School principals in Ireland have recently become frustrated with social networks being either unresponsive or slow to respond to school requests to take down abusive posts about students in their care. The National Association of Principals and Deputy Principals (NAPD) believe that networks such as Facebook should play a greater role in dealing with the problem, suggesting that they should appoint a dedicated liaison officer whose job it is to take calls from schools and parents and act promptly in deleting offensive posts.
While social media sites can be perceived as partly responsible for addressing the problem of cyberbullying, a recent NAPD survey indicates that most people believe that both parents and schools share responsibility for tackling cyberbullying. The survey showed some interesting results:
81% believe that cyberbullying and traditional bullying have equally serious implications for children’s mental health.
12% believe cyberbullying is more serious than traditional bullying.
66% say parents should police children’s internet use.
63% say schools should ban smartphones and social networks.
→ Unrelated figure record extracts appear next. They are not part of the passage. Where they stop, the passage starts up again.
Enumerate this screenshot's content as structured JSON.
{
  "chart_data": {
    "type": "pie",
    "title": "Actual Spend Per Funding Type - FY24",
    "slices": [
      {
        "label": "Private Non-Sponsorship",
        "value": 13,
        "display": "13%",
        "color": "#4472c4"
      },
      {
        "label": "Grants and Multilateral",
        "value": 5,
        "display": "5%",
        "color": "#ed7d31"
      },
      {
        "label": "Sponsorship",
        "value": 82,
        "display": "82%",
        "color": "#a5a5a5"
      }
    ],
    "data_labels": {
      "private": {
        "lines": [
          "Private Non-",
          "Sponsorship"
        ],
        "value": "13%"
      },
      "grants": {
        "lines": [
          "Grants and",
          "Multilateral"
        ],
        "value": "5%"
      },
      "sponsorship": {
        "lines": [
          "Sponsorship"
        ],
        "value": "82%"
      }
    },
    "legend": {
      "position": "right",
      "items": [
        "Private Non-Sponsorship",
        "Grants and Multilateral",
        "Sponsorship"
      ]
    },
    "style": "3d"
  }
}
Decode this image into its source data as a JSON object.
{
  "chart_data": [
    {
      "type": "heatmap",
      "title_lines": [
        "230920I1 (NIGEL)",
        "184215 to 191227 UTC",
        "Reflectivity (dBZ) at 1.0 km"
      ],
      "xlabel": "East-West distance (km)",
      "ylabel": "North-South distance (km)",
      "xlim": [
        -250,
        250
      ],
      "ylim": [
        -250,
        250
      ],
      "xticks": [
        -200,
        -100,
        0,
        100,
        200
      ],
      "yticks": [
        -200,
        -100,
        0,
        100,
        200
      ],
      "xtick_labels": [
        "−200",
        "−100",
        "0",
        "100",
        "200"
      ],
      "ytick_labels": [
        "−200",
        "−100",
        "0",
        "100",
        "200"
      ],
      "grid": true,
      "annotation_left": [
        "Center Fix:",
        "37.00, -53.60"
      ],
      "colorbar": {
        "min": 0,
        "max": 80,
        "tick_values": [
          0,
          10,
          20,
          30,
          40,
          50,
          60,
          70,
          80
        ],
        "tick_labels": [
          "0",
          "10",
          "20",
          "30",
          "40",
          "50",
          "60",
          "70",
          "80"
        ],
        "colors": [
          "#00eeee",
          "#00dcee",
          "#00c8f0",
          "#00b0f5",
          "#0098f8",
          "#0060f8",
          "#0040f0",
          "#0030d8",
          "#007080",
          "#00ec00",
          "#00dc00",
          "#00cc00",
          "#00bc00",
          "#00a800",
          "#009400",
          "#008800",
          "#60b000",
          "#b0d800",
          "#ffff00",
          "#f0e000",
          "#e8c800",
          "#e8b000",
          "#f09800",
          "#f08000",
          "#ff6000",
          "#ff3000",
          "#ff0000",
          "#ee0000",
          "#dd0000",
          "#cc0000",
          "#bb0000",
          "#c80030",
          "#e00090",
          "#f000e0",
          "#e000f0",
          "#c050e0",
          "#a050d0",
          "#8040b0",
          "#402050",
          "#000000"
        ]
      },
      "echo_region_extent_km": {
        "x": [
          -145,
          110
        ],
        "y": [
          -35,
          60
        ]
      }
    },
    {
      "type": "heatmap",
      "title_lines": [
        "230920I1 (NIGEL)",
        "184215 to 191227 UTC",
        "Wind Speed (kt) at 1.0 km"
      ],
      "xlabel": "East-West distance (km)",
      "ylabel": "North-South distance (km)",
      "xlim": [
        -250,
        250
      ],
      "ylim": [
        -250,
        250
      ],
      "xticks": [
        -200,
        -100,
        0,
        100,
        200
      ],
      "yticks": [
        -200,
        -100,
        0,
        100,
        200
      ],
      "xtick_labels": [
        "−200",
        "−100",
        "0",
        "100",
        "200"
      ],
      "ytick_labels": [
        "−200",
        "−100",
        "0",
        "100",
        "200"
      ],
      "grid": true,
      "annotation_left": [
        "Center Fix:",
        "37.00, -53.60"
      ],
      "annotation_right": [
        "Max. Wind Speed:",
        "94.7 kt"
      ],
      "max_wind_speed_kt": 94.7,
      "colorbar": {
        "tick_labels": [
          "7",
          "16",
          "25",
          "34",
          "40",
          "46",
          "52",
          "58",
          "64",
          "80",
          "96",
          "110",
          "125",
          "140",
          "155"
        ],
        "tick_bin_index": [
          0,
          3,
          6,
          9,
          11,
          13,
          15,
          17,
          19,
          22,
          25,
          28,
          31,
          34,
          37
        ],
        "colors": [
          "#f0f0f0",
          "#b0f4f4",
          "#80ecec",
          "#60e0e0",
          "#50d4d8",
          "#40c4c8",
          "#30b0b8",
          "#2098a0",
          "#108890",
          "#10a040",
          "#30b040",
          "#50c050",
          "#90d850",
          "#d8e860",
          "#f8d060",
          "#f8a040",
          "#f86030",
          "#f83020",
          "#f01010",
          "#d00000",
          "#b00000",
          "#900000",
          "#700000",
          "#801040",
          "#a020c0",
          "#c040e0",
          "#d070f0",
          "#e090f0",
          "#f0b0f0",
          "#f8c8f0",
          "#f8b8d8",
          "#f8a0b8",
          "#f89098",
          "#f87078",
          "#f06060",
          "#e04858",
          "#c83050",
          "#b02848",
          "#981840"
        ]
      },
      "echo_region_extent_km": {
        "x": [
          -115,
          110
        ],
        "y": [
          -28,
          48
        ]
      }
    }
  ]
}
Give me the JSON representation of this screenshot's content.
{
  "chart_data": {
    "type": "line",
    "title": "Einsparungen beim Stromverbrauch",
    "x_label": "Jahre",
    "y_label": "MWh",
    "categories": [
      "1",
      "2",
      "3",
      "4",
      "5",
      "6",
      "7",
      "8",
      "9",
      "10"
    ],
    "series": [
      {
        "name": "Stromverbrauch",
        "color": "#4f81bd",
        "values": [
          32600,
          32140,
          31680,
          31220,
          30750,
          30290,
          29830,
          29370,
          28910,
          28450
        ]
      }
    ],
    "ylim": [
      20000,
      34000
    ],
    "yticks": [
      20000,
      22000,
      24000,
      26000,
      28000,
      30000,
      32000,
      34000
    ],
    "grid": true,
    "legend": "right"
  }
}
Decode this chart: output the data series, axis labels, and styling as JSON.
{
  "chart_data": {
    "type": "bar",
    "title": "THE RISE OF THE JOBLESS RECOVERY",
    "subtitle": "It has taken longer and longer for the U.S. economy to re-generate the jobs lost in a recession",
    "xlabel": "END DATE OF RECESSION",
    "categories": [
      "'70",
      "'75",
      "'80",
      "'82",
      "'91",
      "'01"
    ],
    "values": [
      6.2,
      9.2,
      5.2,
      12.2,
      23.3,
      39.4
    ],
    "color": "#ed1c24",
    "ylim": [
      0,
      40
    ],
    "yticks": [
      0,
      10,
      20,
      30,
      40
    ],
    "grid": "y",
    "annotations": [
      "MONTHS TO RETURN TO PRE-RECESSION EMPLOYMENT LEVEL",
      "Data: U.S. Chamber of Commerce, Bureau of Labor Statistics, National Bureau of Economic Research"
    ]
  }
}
A combination of educating youth on the dangerous implications of cyberbullying and remaining vigilant of their internet use is a sound plan. Parents and school officials should work together to ensure the safety of their children and remain vigilant for any harmful behavior. However, banning the use of technology that can be misused to harm others does not seem like an effective solution. It is not the technology itself that is the problem, but rather the way it is used. In fact, technology can be used as a way of combating cyberbullying, as in the case of the Word Bully smartphone app from Iconosys. The idea of social media networks appointing a cyberbullying liaison to take down offensive posts is a great idea however, and one that seems easily accomplished.